Women in Sport: A Game of Two Halves








Kathryn Nawrockyi, Director Opportunity Now discusses the fundamental attitude change needed in sport. 

The World Cup will kick off in just a few hours, but it’s been a game of two halves for women in sport recently – from Andy Murray appointing Amelie Mauresmo as his new coach, to the Richard Scudamore sexist email scandal. With Sports Minister Helen Grant’s announcement that funding could be cut for English football, cricket and rugby’s governing bodies unless they appoint more women, it’s become an increasingly pressing issue.

I recently attended the Women’s Sport Trust’s #BeAGameChanger event, which brought together sports professionals, business leaders and the media, challenging the audience to raise the profile of female role models, dramatically increase media coverage and change the funding landscape of women's sport for good. Currently women’s sport receives just 0.4% of commercial investment, and 7% of media coverage. With one hiding behind the other to justify why those numbers are not higher, it will take true game changers to shift the status quo.

It occurred to me that not only can business influence the sporting world through responsible investment and sponsorship, but that there is also much that sport can learn from business about how to accelerate change for women. 

For starters, sport needs to fix the leaks in the talent pipeline. UEFA recently launched a women’s leadership programme, but other high-profile women in football have spoken out about the need for more efforts in this area, including mentoring. It’s a start, but it’s not enough. Our annual benchmarking report highlights the most effective actions taken by employers to attract and retain female talent, ranging from instructing recruiters to provide diverse candidate slates, to training all employees in how to recognise and manage their unconscious bias, particularly when making hiring and promotion decisions.

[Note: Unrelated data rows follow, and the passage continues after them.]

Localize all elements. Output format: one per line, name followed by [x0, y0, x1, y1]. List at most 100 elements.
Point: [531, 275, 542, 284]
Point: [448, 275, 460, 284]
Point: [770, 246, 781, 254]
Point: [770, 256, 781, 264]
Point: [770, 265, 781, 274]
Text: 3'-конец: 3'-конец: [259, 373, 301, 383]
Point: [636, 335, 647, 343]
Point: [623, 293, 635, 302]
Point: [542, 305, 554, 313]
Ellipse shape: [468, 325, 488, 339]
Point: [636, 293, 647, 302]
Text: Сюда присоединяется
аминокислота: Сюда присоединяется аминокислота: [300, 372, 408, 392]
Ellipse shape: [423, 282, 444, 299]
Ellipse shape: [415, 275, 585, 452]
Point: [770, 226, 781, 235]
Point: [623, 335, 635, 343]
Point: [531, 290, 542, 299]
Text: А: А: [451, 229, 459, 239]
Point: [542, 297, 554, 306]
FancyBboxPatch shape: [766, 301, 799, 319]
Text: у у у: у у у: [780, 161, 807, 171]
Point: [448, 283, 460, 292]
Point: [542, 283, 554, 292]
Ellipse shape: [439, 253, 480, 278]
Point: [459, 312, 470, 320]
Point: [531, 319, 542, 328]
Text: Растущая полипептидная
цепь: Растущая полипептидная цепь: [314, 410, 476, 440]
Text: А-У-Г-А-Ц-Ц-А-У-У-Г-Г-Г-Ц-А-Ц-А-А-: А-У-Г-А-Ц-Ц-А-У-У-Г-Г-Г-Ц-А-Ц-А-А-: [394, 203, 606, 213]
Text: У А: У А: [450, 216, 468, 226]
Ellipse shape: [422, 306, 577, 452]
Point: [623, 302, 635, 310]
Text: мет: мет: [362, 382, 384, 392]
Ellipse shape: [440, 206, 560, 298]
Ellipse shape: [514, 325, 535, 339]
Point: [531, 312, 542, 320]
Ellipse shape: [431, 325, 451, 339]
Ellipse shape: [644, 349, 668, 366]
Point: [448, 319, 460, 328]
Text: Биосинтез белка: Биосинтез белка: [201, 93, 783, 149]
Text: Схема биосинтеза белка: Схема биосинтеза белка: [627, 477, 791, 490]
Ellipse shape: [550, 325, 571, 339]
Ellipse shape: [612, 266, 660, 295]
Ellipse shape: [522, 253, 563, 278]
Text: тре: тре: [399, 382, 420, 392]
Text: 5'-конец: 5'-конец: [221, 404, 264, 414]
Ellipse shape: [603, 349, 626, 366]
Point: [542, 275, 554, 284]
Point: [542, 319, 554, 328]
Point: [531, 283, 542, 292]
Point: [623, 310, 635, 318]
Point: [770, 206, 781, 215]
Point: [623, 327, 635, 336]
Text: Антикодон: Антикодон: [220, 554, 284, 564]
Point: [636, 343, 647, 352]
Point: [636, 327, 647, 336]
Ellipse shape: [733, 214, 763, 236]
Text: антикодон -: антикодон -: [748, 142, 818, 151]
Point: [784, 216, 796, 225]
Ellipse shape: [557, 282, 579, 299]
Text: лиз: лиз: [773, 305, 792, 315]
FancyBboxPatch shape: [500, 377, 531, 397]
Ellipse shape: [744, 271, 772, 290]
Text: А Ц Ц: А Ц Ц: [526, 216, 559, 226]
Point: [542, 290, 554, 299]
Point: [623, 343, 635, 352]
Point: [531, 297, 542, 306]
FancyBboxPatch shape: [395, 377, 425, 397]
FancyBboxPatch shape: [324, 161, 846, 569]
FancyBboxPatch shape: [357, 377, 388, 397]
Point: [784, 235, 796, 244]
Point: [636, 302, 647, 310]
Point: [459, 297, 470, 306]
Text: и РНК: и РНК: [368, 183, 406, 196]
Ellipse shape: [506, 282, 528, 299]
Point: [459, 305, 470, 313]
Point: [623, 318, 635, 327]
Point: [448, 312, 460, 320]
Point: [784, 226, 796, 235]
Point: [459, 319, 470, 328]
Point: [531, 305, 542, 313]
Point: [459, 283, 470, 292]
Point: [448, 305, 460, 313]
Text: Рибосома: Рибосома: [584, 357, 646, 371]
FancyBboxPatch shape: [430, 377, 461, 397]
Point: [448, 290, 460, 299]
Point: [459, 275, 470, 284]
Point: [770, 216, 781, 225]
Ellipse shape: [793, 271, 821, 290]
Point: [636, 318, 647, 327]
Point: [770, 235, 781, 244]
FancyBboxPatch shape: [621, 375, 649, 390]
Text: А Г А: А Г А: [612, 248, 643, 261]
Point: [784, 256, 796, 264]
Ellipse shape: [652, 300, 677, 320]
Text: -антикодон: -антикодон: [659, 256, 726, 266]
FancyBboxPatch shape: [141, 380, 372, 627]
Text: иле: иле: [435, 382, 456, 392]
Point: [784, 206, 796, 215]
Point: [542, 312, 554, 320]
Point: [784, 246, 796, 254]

Opportunity Now’s Project 28-40 report also found that many women wanted their organisations to get the basics right, with proper support from their line managers – who in turn need support from senior staff about how to manage diverse teams – and through better performance management and career development. Our Inclusive Leadership research shows how organisations can create change in their leadership culture and help managers to recognise their team’s diverse needs and make the best use of their talents.

But the most fundamental thing that’s needed is to change attitudes to women in sport. A survey by Women in Football earlier this year found that two-thirds of women had witnessed sexism in the football workplace, with some being told they would ‘never work in the game again’ if they reported it. Project 28-40 found that there can often be a culture of fear around reporting bullying and harassment, which is why it’s vital for managers to make it simple and straightforward to report, as well as dealing with perpetrators. By reinforcing that this is not OK, we will hopefully see a change in attitudes that will help women progress further in the sector.

The group that can play the biggest role in driving these changes is the senior leaders in sport, who are overwhelmingly male. The problem, however, is perception; Project 28-40 found that men do not see the barriers to women’s progression that women do. Senior leaders must take the lead on making the attraction and retention of women a core priority – for example, make the executive team formally accountable for increasing female progression. This will signal that they are serious about this issue and that the organisation values all its people, making it a better place to work for everyone.

If we’re ever going to get to the point where it’s not unusual for a woman to be in charge in sport, then we need the people in the sector’s top jobs to take responsibility for addressing the situation. Because until it takes action to tackle this issue, the industry will just keep on scoring own goals.